She was born a slave in northern Virginia’s Prince William County, but by the late 1880’s she finagled enough money from people like tycoon Andrew Carnegie to build an entire educational campus: classrooms, dormitories, dining halls, libraries and shops to teach both academic classes and trades like carpentry, animal husbandry, cooking and sewing to male and female black students from across the region, who had few other options for continuing their education.
Opened in 1894 with a small group of students and lasting in various forms until the original buildings were torn down in the 1960’s, Jennie Dean’s “Manassas Industrial School for Colored Youth” is testament to one woman’s determination and leadership. Her legacy lives on through the hundreds of students she touched, and their families.
What vision she had.
What persistence in the face of extraordinary odds, from “ordinary” obstacles such as lack of money to the everyday insults of segregation and discrimination. What a gift she gave to so many generations of classes.

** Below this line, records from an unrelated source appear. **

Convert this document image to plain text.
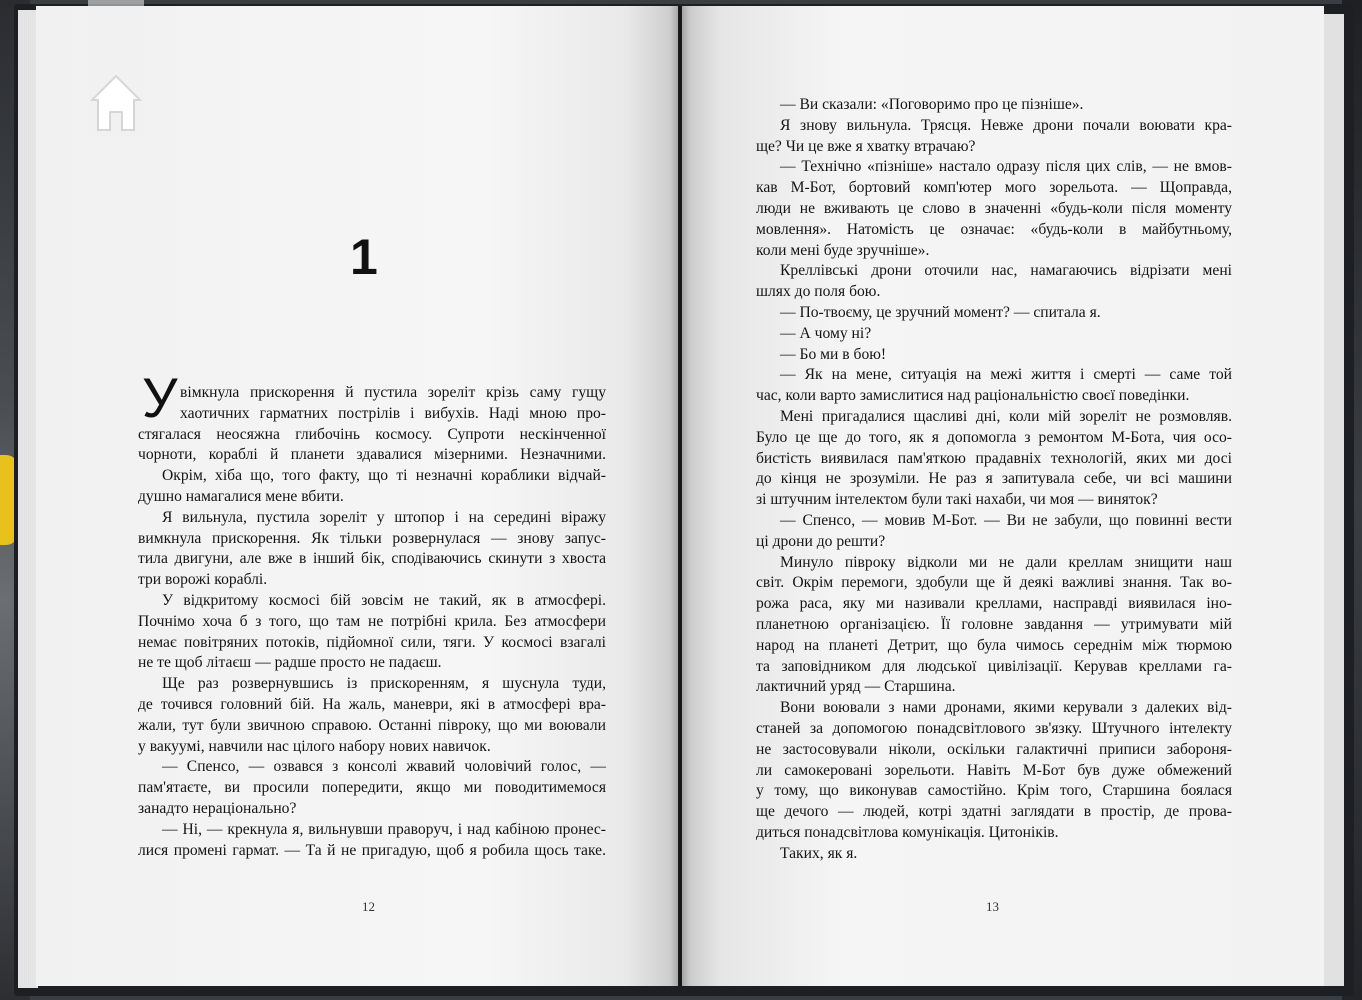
1
У вімкнула прискорення й пустила зореліт крізь саму гущу
хаотичних гарматних пострілів і вибухів. Наді мною про-
стягалася неосяжна глибочінь космосу. Супроти нескінченної
чорноти, кораблі й планети здавалися мізерними. Незначними.
Окрім, хіба що, того факту, що ті незначні кораблики відчай-
душно намагалися мене вбити.
Я вильнула, пустила зореліт у штопор і на середині віражу
вимкнула прискорення. Як тільки розвернулася — знову запус-
тила двигуни, але вже в інший бік, сподіваючись скинути з хвоста
три ворожі кораблі.
У відкритому космосі бій зовсім не такий, як в атмосфері.
Почнімо хоча б з того, що там не потрібні крила. Без атмосфери
немає повітряних потоків, підйомної сили, тяги. У космосі взагалі
не те щоб літаєш — радше просто не падаєш.
Ще раз розвернувшись із прискоренням, я шуснула туди,
де точився головний бій. На жаль, маневри, які в атмосфері вра-
жали, тут були звичною справою. Останні півроку, що ми воювали
у вакуумі, навчили нас цілого набору нових навичок.
— Спенсо, — озвався з консолі жвавий чоловічий голос, —
пам'ятаєте, ви просили попередити, якщо ми поводитимемося
занадто нераціонально?
— Ні, — крекнула я, вильнувши праворуч, і над кабіною пронес-
лися промені гармат. — Та й не пригадую, щоб я робила щось таке.
12
— Ви сказали: «Поговоримо про це пізніше».
Я знову вильнула. Трясця. Невже дрони почали воювати кра-
ще? Чи це вже я хватку втрачаю?
— Технічно «пізніше» настало одразу після цих слів, — не вмов-
кав М-Бот, бортовий комп'ютер мого зорельота. — Щоправда,
люди не вживають це слово в значенні «будь-коли після моменту
мовлення». Натомість це означає: «будь-коли в майбутньому,
коли мені буде зручніше».
Креллівські дрони оточили нас, намагаючись відрізати мені
шлях до поля бою.
— По-твоєму, це зручний момент? — спитала я.
— А чому ні?
— Бо ми в бою!
— Як на мене, ситуація на межі життя і смерті — саме той
час, коли варто замислитися над раціональністю своєї поведінки.
Мені пригадалися щасливі дні, коли мій зореліт не розмовляв.
Було це ще до того, як я допомогла з ремонтом М-Бота, чия осо-
бистість виявилася пам'яткою прадавніх технологій, яких ми досі
до кінця не зрозуміли. Не раз я запитувала себе, чи всі машини
зі штучним інтелектом були такі нахаби, чи моя — виняток?
— Спенсо, — мовив М-Бот. — Ви не забули, що повинні вести
ці дрони до решти?
Минуло півроку відколи ми не дали креллам знищити наш
світ. Окрім перемоги, здобули ще й деякі важливі знання. Так во-
рожа раса, яку ми називали креллами, насправді виявилася іно-
планетною організацією. Її головне завдання — утримувати мій
народ на планеті Детрит, що була чимось середнім між тюрмою
та заповідником для людської цивілізації. Керував креллами га-
лактичний уряд — Старшина.
Вони воювали з нами дронами, якими керували з далеких від-
станей за допомогою понадсвітлового зв'язку. Штучного інтелекту
не застосовували ніколи, оскільки галактичні приписи забороня-
ли самокеровані зорельоти. Навіть М-Бот був дуже обмежений
у тому, що виконував самостійно. Крім того, Старшина боялася
ще дечого — людей, котрі здатні заглядати в простір, де прова-
диться понадсвітлова комунікація. Цитоніків.
Таких, як я.
13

Frederick Douglass himself delivered the school’s dedication ceremony address in September, 1894. Here’s what he said, noting the location near major Civil War battles fought over whether people in certain states had the right to own slaves:
“No spot on the soil of Virginia could be more fitly chosen for planting this school….it is a place where the children of a once enslaved people may realize the blessings of liberty and education.”
Before they were torn down,the Manassas Industrial School buildings housed segregated classes during decades of Jim Crow.